Conscient du danger qui le menaçait, Machado a lancé un appel à la répression. Prenant comme prétexte une conspiration communiste inexistante, le dictateur a lancé une traque policière contre des syndicalistes et des professeurs de l'Université Populaire José Martí, ainsi que contre des dirigeants estudiantins et des membres du Grupo Minorista. Carpentier a été arrêté et incarcéré. Pour empêcher la déportation qui le menaçait, comptant sur les conseils d'Emilio Roig, sa mère a fait inscrire, devant un notaire, que le jeune Alejo était né à La Havane, fiction à laquelle Carpentier se conformera pour le reste de sa vie, car dans son pays d'adoption, le sentiment de cubanité avait définitivement pris racine.

Dans ce voyage des années 20, Carpentier était politiquement compromis. Il a également exploré les profondeurs de la société cubaine. Associé aux projets de rénovation des compositeurs Amadeo Roldán et Alejandro García Caturla, il a découvert l'importance de la contribution de l'Afrique au développement de la culture nationale. En termes controversés, il a fait face aux préjugés d'une société raciste.

Dès le triomphe de la Révolution, Carpentier se consacre pleinement aux tâches du moment.

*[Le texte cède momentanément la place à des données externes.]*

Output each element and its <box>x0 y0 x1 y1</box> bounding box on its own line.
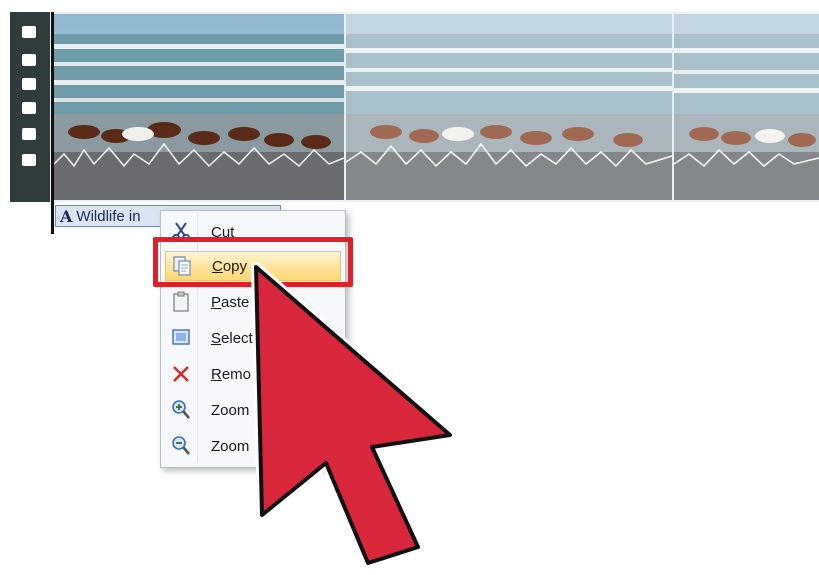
sprocket-hole <box>22 78 36 90</box>
video-frame-thumbnail[interactable] <box>674 14 819 200</box>
paste-icon <box>167 290 195 314</box>
select-icon <box>167 326 195 350</box>
sprocket-hole <box>22 154 36 166</box>
sprocket-hole <box>22 54 36 66</box>
video-timeline-strip[interactable] <box>10 12 819 202</box>
film-strip-icon <box>10 12 50 202</box>
playhead-marker[interactable] <box>51 12 54 234</box>
remove-x-icon <box>167 362 195 386</box>
sprocket-hole <box>22 102 36 114</box>
video-frame-thumbnail[interactable] <box>346 14 672 200</box>
caption-text: Wildlife in <box>76 207 141 225</box>
sprocket-hole <box>22 26 36 38</box>
video-frame-thumbnail[interactable] <box>54 14 344 200</box>
sprocket-hole <box>22 128 36 140</box>
text-caption-icon: A <box>60 206 73 226</box>
pointer-arrow-icon <box>240 255 470 575</box>
zoom-out-icon <box>167 434 195 458</box>
zoom-in-icon <box>167 398 195 422</box>
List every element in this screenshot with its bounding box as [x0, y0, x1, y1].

Avec une extrême générosité, il a fait bénéficier le pays de son prix Cervantes. Il a fait don d'œuvres d'art inestimables au Musée, dont La Silla, de Wifredo Lam. Conformément à son testament, sa veuve, Lilia Esteban, a libéré ses biens personnels, dont l'importante papeterie de l'écrivain au profit de la Fondation Alejo Carpentier.

Selon les mots de Raúl Roa, l'un des protagonistes, la Révolution des années 30 s'est effondrée. Cela a cependant aidé à revitaliser une tradition. Il laissa l'empreinte de l'action et de la pensée fiévreuse de Rubén Martínez Villena, désormais sans voix et avec les poumons dévorés lorsqu'il reçut les cendres de Julio Antonio Mella. Ainsi sont restés le sacrifice exemplaire des étudiants universitaires, la bataille d'Antonio Guiteras, l'esprit rebelle de Pablo de la Torriente Brau, tout ceci imprègne son œuvre littéraire et l'amène à poursuivre le combat en faveur de la République espagnole jusqu'à la délivrance de la vie dans Majadahonda.

Les effets de l'interventionnisme nord-américain dans les affaires du pays, ainsi que la frustration de la tentative d'émancipation des années 1930, ont approfondi le développement de la conscience anti-impérialiste.Pour les intellectuels cubains, au-delà des différences esthétiques et philosophiques, la revendication de la souveraineté nationale et la conquête de la justice sociale sont devenues des aspirations inaliénables.

Le lien des intellectuels avec la Révolution de janvier ne répond pas aux privilèges accordés pour produire des hallebardiers pro-gouvernementaux. Il est basé sur des expériences de vie, sur une mémoire historique actuelle et sur la résistance devant le siège d'un empire obstinément déterminé à briser le destin de la nation.